The dream clearly links to McCort’s anxiety which include claustrophobia –as well as problems with lifts, tunnels, and bridges. But McCort also wants to discuss the bout of depression that has descended on him out of nowhere. About a year into the analysis, he thought his anxiety was lower, but then the depression came leaving him barely coping with getting to work and managing the daily routine. This had coincided with Dr P being ill and off work – what Dr P calls ‘a perverse synchronicity’. McCort writes:
‘Only my years in Zen meditation made it possible for me to concentrate … when I needed to and so muddle through each day. To this day I thank the Buddha for what Zen taught me about navigating one’s mind through the minefield of one’s own inner chaos.’
Furious with Dr P who thinks that the depression has come ‘right on schedule’, McCort listens sneeringly while the analyst explains of the need to descend before ascending, and wonders what the hell has hit him. Dr P.:
‘A myth has hit you, and now you’re being called upon to enact that myth, to realize it in your own life, for your own sake and in some mysterious way we can’t understand, for the sake of the world. “He descended into hell. The third day he rose again from the dead. He ascended into heaven …” The dialectical principle that there is no resurrection without crucifixion is not just a religious truth; it is a living – and fundamental – psychological truth as well. We must undergo the pain, the self-mortification, of analysis – or something like it – and suffer the death of the old self if we would hope to know the birth of the new.’
McCort connects with this truth, because, as he says, meditation has shown him that the opposites do meet ‘somewhere deep within psychospiritual reality. But to feel as if I’m betting my sanity, my very life, on that truth …’
As they continue McCort then links the depression to an early relationship with a woman who then bore his child but not telling him she was pregnant she married someone else – cutting off all contact. This had at the time triggered depression and obsessive worrying. Dr P speaks of ‘the cobra of dread’ that has stalked McCort:
‘through all the years of this half-repressed emotional trauma, and it will stay right there, poised under the boardwalk of consciousness, until it’s brought up into the light and tamed; we tame it by coming to understand what … psychological ingredients go into its deadly venom …’

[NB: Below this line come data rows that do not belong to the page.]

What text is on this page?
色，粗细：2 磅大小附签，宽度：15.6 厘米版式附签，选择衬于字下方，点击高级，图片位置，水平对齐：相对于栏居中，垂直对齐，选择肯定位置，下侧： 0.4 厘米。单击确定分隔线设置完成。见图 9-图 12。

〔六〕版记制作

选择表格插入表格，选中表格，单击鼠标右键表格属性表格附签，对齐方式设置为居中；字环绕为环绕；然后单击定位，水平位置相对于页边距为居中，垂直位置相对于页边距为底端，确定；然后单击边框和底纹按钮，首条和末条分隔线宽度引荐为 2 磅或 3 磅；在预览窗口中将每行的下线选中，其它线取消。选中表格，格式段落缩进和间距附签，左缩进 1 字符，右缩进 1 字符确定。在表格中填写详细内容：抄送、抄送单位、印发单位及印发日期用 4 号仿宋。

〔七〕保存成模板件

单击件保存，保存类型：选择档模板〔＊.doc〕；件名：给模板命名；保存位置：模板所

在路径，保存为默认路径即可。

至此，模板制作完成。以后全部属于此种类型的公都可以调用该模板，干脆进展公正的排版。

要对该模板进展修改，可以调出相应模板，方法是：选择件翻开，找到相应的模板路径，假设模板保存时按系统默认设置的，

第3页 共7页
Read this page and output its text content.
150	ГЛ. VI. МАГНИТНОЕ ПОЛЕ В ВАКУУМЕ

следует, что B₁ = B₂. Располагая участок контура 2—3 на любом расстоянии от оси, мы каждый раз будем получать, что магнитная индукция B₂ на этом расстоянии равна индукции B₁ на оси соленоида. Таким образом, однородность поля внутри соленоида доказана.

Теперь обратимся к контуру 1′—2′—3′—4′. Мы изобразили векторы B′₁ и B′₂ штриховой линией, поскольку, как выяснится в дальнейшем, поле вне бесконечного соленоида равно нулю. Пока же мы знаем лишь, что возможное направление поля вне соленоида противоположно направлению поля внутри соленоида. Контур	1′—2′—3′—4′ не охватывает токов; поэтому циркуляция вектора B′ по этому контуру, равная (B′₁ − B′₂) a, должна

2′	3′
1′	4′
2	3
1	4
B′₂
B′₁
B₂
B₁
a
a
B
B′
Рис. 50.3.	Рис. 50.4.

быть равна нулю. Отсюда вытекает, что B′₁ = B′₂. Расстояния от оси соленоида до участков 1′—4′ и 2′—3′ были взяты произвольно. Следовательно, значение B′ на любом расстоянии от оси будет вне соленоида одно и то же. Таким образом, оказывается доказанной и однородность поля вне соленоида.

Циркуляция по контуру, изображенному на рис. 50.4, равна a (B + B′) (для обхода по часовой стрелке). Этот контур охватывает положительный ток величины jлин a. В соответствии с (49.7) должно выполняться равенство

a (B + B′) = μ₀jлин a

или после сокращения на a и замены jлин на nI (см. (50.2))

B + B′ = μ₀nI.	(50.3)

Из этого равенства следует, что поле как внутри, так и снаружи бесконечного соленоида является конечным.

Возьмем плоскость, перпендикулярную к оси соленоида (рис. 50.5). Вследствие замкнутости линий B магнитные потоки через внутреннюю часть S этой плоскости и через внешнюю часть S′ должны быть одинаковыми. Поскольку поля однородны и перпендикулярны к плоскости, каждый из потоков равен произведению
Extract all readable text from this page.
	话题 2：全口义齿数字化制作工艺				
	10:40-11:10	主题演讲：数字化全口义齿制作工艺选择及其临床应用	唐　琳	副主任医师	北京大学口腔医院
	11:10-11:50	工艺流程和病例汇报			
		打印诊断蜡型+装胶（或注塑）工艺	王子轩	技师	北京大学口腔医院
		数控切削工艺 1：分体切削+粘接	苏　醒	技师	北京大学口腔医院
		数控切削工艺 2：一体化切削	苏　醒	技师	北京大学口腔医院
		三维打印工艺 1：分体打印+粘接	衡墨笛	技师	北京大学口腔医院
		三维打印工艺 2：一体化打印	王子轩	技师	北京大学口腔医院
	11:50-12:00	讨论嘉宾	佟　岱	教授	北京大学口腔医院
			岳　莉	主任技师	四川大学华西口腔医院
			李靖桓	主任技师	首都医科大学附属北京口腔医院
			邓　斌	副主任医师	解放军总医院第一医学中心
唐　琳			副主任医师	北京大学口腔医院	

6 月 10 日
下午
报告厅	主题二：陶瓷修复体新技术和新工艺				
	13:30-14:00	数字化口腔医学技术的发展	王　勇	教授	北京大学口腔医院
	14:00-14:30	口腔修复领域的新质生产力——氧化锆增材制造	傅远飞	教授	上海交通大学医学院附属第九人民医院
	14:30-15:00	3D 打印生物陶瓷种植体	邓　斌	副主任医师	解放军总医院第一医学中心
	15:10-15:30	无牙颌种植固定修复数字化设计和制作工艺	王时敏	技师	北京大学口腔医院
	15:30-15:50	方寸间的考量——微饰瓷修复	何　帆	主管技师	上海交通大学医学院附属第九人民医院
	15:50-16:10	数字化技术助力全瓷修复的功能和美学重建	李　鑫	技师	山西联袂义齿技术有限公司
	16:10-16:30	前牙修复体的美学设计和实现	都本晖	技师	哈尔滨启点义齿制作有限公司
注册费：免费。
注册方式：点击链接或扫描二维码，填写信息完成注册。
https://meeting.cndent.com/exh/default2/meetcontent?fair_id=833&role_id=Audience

And so McCort begins to speak of the effect of his Catholic upbringing and the teaching of the Church and his parents’ views on sex. Whilst the phallic nature of the cobra links to this, Dr P reminds McCort that the psyche is dynamic – not static and so there is always an inner struggle going on to restore the lost wholeness – the symbols are then also about shifts of energy and attempts to unstick where things have got split off, helping the person back up the slippery right-hand side of the ‘U’ to integration.